Department of Astronomy & Physics
Time: October 11, 2019 - 3:00 PM
Location: Atrium 101
The conversion of interstellar molecular gas into stars is an extremely inefficient process, due to regulation from a combination of turbulent gas motions, magnetic fields, and feedback from young stars. Of these the role played by magnetic fields is particularly poorly understood, largely because of the difficulty of making direct observations. In this talk I will discuss what we have learned about magnetic fields in star-forming regions using the Balloon-borne Large Aperture Sub-mm Telescope for Polarimetry (BLASTPol).
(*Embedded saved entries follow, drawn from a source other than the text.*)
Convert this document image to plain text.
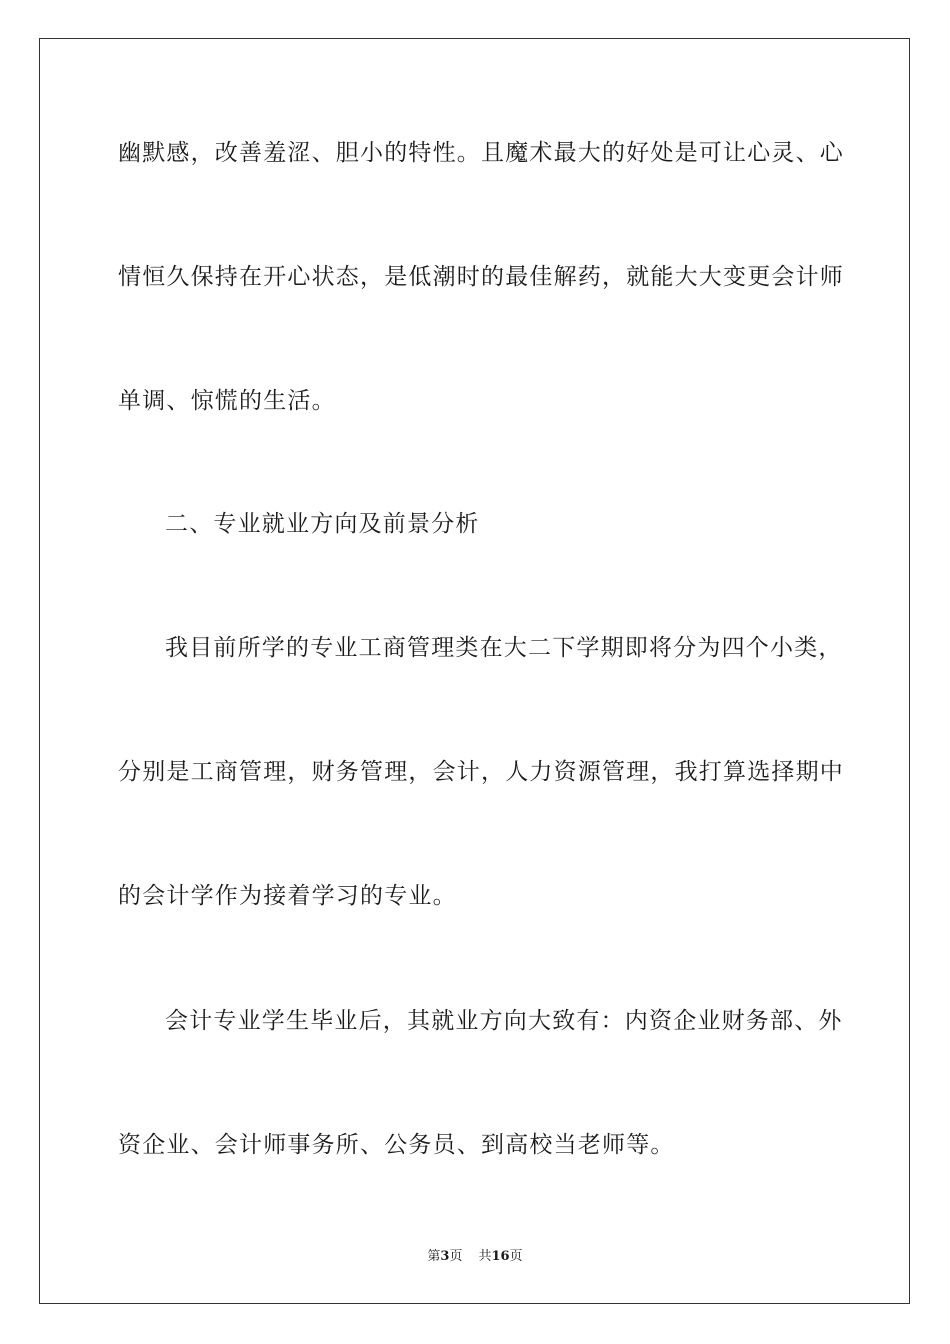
幽默感，改善羞涩、胆小的特性。且魔术最大的好处是可让心灵、心
情恒久保持在开心状态，是低潮时的最佳解药，就能大大变更会计师
单调、惊慌的生活。
二、专业就业方向及前景分析
我目前所学的专业工商管理类在大二下学期即将分为四个小类，
分别是工商管理，财务管理，会计，人力资源管理，我打算选择期中
的会计学作为接着学习的专业。
会计专业学生毕业后，其就业方向大致有：内资企业财务部、外
资企业、会计师事务所、公务员、到高校当老师等。
第3页 共16页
BLASTPol operated from 38km above the Earth’s surface (above 99.5% of the atmosphere), mapping polarized radiation at sub-mm wavelengths from dust grains aligned with their local magnetic field. By statistically comparing BLASTPol-inferred magnetic field maps of the nearby giant molecular cloud Vela C with simulations, we find that magnetic fields play an important role in the formation of both low- and high-density molecular gas sub-structures. I will finish by presenting our next-generation balloon-borne polarimeter, BLAST-TNG, which is scheduled for a first Antarctic flight this December. With BLAST-TNG we will map dozens of molecular clouds at 5x better resolution and quantitatively determine the extent to which magnetic fields affect star formation efficiency.